For a global pandemic that has ended about 5.9 million lives and infected over 440 million people, it won’t be out of place to name it the biggest tragedy the world has seen in recent decades as its impact across all areas of human endeavour remains undeniable. With the devastating effect it has on our social and economic life, one can only hope for the crisis to quickly end. Interestingly, the entire world is presently coming to terms with the use of protective measures like the use of face masks and other face coverings, frequent hand washing, maintaining reasonable social distance, and carrying out routine medical tests upon traveling from one country to another.

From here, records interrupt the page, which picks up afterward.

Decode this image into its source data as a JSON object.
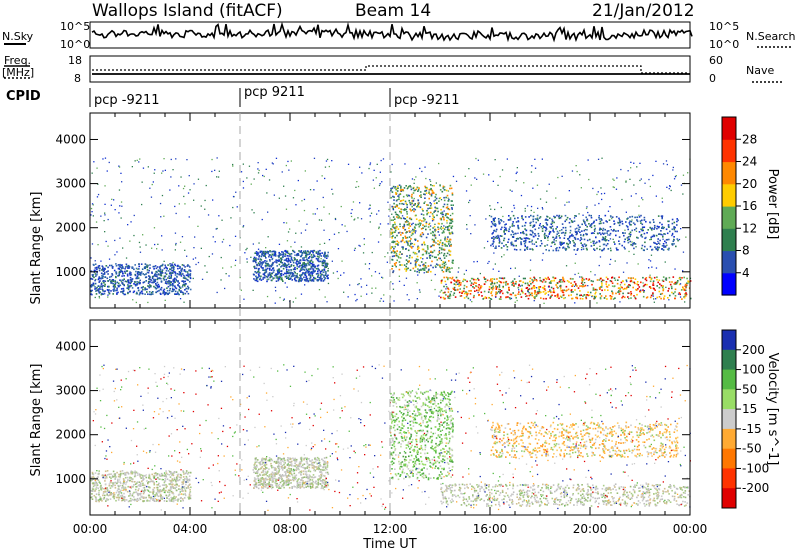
{
  "header": {
    "site": "Wallops Island (fitACF)",
    "beam": "Beam 14",
    "date": "21/Jan/2012"
  },
  "nsky_panel": {
    "left_label": "N.Sky",
    "right_label": "N.Search",
    "left_ticks": [
      "10^5",
      "10^0"
    ],
    "right_ticks": [
      "10^5",
      "10^0"
    ]
  },
  "freq_panel": {
    "left_label_1": "Freq.",
    "left_label_2": "[MHz]",
    "right_label": "Nave",
    "left_ticks": [
      "18",
      "8"
    ],
    "right_ticks": [
      "60",
      "0"
    ]
  },
  "cpid": {
    "label": "CPID",
    "segments": [
      {
        "label": "pcp -9211",
        "start_hour": 0
      },
      {
        "label": "pcp 9211",
        "start_hour": 6
      },
      {
        "label": "pcp -9211",
        "start_hour": 12
      }
    ]
  },
  "chart_data": [
    {
      "type": "heatmap",
      "title": "Power",
      "ylabel": "Slant Range [km]",
      "xlabel": "Time UT",
      "x_range_hours": [
        0,
        24
      ],
      "ylim": [
        180,
        4600
      ],
      "y_ticks": [
        1000,
        2000,
        3000,
        4000
      ],
      "x_ticks": [
        "00:00",
        "04:00",
        "08:00",
        "12:00",
        "16:00",
        "20:00",
        "00:00"
      ],
      "colorbar": {
        "label": "Power [dB]",
        "ticks": [
          "4",
          "8",
          "12",
          "16",
          "20",
          "24",
          "28"
        ],
        "colors": [
          "#0000ff",
          "#2a4fb0",
          "#2f7f4f",
          "#5faa55",
          "#ffcc00",
          "#ff8800",
          "#ff3300",
          "#e00000"
        ]
      },
      "features": [
        {
          "name": "early-evening band",
          "hours": [
            0,
            4
          ],
          "range_km": [
            500,
            1200
          ],
          "level": "low"
        },
        {
          "name": "mid-night patch",
          "hours": [
            6.5,
            9.5
          ],
          "range_km": [
            800,
            1500
          ],
          "level": "low"
        },
        {
          "name": "dawn sweep",
          "hours": [
            12,
            14.5
          ],
          "range_km": [
            1000,
            3000
          ],
          "level": "medium"
        },
        {
          "name": "near-range scatter",
          "hours": [
            14,
            24
          ],
          "range_km": [
            400,
            900
          ],
          "level": "high"
        },
        {
          "name": "far-range band",
          "hours": [
            16,
            23.5
          ],
          "range_km": [
            1500,
            2300
          ],
          "level": "low"
        }
      ]
    },
    {
      "type": "heatmap",
      "title": "Velocity",
      "ylabel": "Slant Range [km]",
      "xlabel": "Time UT",
      "x_range_hours": [
        0,
        24
      ],
      "ylim": [
        180,
        4600
      ],
      "y_ticks": [
        1000,
        2000,
        3000,
        4000
      ],
      "x_ticks": [
        "00:00",
        "04:00",
        "08:00",
        "12:00",
        "16:00",
        "20:00",
        "00:00"
      ],
      "colorbar": {
        "label": "Velocity [m s^-1]",
        "ticks": [
          "200",
          "100",
          "50",
          "15",
          "-15",
          "-50",
          "-100",
          "-200"
        ],
        "colors": [
          "#1a2fb0",
          "#2f7f4f",
          "#55bb44",
          "#99dd66",
          "#cccccc",
          "#ffaa33",
          "#ff7700",
          "#ff3300",
          "#e00000"
        ]
      },
      "features": [
        {
          "name": "early-evening band",
          "hours": [
            0,
            4
          ],
          "range_km": [
            500,
            1200
          ],
          "level": "gray"
        },
        {
          "name": "mid-night patch",
          "hours": [
            6.5,
            9.5
          ],
          "range_km": [
            800,
            1500
          ],
          "level": "gray"
        },
        {
          "name": "dawn sweep",
          "hours": [
            12,
            14.5
          ],
          "range_km": [
            1000,
            3000
          ],
          "level": "green"
        },
        {
          "name": "near-range scatter",
          "hours": [
            14,
            24
          ],
          "range_km": [
            400,
            900
          ],
          "level": "gray"
        },
        {
          "name": "far-range band",
          "hours": [
            16,
            23.5
          ],
          "range_km": [
            1500,
            2300
          ],
          "level": "orange"
        }
      ]
    }
  ]
}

The pandemic in the early months literally shut down the world from schools to offices to churches and other religious and social gatherings. But with the arrival of vaccines, our fears were allayed to an extent and our hopes were restored. Teachers and students returned to the classrooms, religious places began to open, and business operations gradually returned to the status quo.

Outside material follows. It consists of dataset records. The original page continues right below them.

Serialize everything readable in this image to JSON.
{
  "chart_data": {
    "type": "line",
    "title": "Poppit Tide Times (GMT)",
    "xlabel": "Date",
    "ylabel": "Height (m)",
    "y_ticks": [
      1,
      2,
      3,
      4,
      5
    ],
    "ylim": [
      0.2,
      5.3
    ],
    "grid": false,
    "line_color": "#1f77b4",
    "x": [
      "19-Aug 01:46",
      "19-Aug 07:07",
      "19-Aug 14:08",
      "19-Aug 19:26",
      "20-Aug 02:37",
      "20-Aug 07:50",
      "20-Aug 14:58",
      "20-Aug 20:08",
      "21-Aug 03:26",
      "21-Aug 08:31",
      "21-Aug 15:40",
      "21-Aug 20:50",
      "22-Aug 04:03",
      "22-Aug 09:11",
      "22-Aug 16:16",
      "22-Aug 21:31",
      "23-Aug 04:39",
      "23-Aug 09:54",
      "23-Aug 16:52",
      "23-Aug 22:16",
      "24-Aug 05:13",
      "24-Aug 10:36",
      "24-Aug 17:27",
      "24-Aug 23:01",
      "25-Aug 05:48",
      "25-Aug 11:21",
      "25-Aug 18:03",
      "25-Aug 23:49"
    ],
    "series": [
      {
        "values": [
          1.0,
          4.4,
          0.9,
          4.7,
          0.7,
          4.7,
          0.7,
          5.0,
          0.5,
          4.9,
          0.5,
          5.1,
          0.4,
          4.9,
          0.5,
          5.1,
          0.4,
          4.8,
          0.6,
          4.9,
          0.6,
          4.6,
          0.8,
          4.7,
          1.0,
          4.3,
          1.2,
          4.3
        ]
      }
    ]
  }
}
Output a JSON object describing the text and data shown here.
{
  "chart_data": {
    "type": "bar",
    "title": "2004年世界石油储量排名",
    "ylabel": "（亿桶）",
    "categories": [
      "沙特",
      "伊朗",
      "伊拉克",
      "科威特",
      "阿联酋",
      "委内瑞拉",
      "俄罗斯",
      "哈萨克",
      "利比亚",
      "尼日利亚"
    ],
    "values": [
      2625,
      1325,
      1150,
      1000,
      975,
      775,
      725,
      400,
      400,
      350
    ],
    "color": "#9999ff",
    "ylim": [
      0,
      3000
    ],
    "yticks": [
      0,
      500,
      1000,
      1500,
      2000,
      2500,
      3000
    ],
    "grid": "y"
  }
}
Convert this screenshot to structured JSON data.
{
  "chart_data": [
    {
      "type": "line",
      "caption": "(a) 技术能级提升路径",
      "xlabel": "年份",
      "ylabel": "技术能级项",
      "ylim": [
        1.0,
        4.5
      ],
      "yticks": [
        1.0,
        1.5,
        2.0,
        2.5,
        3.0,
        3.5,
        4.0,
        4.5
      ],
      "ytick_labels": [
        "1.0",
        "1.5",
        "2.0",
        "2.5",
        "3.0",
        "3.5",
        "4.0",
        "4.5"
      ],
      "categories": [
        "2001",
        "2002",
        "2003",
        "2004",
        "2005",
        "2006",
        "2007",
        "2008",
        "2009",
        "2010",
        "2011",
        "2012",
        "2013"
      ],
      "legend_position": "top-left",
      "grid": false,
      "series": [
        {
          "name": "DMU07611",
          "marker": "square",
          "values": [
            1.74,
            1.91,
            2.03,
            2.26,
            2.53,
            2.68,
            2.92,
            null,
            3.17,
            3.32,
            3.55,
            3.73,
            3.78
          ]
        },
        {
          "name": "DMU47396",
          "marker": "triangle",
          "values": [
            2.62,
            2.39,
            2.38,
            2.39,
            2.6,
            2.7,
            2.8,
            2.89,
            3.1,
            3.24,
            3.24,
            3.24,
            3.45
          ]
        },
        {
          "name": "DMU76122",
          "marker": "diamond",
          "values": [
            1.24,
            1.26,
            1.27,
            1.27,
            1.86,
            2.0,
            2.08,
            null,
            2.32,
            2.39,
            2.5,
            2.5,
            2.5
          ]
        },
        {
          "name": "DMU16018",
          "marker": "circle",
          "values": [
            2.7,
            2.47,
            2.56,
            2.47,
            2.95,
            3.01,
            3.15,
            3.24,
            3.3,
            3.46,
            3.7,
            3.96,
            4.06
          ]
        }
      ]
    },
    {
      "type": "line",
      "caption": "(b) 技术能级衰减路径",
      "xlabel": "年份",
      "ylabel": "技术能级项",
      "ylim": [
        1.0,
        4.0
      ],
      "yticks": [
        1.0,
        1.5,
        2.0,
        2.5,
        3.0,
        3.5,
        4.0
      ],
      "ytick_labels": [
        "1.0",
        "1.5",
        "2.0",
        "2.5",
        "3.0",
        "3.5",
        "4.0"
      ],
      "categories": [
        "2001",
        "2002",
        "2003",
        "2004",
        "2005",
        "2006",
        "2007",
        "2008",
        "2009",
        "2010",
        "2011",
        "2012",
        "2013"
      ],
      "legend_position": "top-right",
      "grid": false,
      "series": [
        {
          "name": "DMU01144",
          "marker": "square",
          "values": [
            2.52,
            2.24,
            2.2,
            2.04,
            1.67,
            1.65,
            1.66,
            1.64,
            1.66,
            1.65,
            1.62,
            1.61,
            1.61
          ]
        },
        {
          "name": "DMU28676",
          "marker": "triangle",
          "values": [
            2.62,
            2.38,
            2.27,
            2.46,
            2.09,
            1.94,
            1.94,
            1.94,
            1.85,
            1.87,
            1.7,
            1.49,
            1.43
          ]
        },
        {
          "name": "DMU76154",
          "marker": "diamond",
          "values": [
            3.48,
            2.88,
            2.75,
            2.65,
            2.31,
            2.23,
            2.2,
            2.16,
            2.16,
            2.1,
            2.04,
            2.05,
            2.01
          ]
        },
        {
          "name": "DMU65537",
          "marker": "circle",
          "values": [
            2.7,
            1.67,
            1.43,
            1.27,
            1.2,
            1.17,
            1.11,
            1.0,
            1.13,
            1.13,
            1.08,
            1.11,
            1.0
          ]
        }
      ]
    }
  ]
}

A lot has really changed in the last two years about how we live, and one can only imagine if life will ever return to the carefree world we once had; the world where we partied without a worry about getting a virus or where kids could hold hands and play carelessly at the playgrounds without a concern in the world. Global tourism was greatly hit by the pandemic and its accompanying inconveniences, economies around the world saw a downward trajectory, and both local and international businesses felt the magnitude of the crisis.
Since the pandemic already disrupted life-as-usual, it is unlikely that life after the pandemic will return to life before the pandemic. While we are all anxious and excited about traveling freely without a burdensome isolation process and wearing face masks, we really would love to take along the few fascinating “perks” that came with the pandemic. Remote work for instance seems like something that has come to stay, virtual collaboration has taken its place in our affiliations and virtual assignments of expatriates for multinational corporations might just keep being a working model after the pandemic.
Recent technologies that were created to help us cope with the pandemic will continue to be in use as we have all embraced the new normal. Maybe our social life will improve as we will be more at ease to physically connect, associate, and return to our communal style. Automation, artificial intelligence, and the metaverse will keep developing and they will continually challenge our willingness to embrace physical connection at the expense of virtual reality. Our social life presently hangs on mobile devices and a few phone clicks, and I doubt if post-pandemic that will experience much change. However, I am persuaded that a post-pandemic world will potentially relieve the healthcare sector that has been under severe pressure to ensure that lives are preserved, and fewer people get infected.
Global mobility will improve, tourists and globetrotters will jump on the planes again, multinationals will open more subsidiaries and our social gatherings will return.